Table of Contents

Class Bm25Tokenizer

Namespace
Mythosia.VectorDb
Assembly
Mythosia.VectorDb.Abstractions.dll

BM25 tokenizer backed by Lucene.Net Lucene.Net.Analysis.Standard.StandardAnalyzer. Used by in-memory BM25 indexing and Qdrant sparse vector building.

public static class Bm25Tokenizer
Inheritance
Bm25Tokenizer
Inherited Members

Methods

Analyze(string)

Analyzes text in a single pass and returns both normalized tokens and term frequencies.
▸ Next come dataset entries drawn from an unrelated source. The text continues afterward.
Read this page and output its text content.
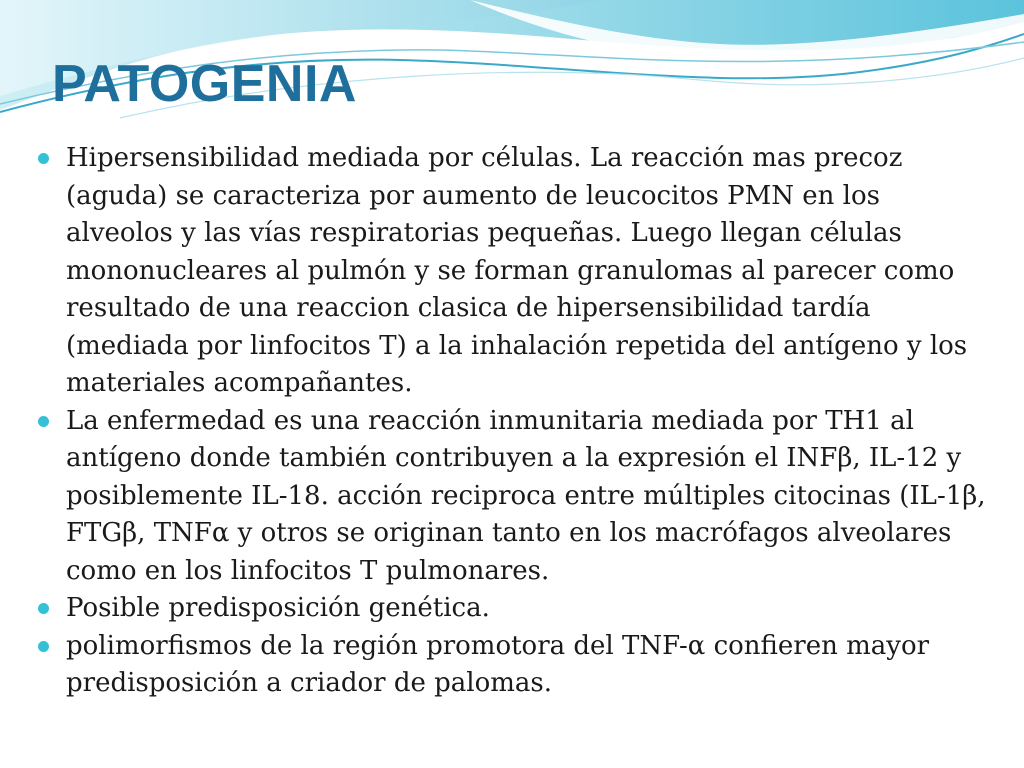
PATOGENIA
Hipersensibilidad mediada por células. La reacción mas precoz (aguda) se caracteriza por aumento de leucocitos PMN en los alveolos y las vías respiratorias pequeñas. Luego llegan células mononucleares al pulmón y se forman granulomas al parecer como resultado de una reaccion clasica de hipersensibilidad tardía (mediada por linfocitos T) a la inhalación repetida del antígeno y los materiales acompañantes.
La enfermedad es una reacción inmunitaria mediada por TH1 al antígeno donde también contribuyen a la expresión el INFβ, IL-12 y posiblemente IL-18. acción reciproca entre múltiples citocinas (IL-1β, FTGβ, TNFα y otros se originan tanto en los macrófagos alveolares como en los linfocitos T pulmonares.
Posible predisposición genética.
polimorfismos de la región promotora del TNF-α confieren mayor predisposición a criador de palomas.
public static Bm25Tokenizer.AnalysisResult Analyze(string text)

Parameters

text string

The input text to analyze.

Returns

Bm25Tokenizer.AnalysisResult

Analysis result containing tokens and term-frequency map.

ComputeTermFrequencies(IReadOnlyList<string>)

Computes term frequencies for a tokenized document.

public static Dictionary<string, int> ComputeTermFrequencies(IReadOnlyList<string> tokens)

Parameters

tokens IReadOnlyList<string>

The tokens to compute frequencies for.

Returns

Dictionary<string, int>

A dictionary mapping each token to its frequency.

Tokenize(string)

Tokenizes the input text into a list of normalized terms.

public static IReadOnlyList<string> Tokenize(string text)

Parameters

text string

The input text to tokenize.

Returns

IReadOnlyList<string>

A list of normalized, non-stopword tokens.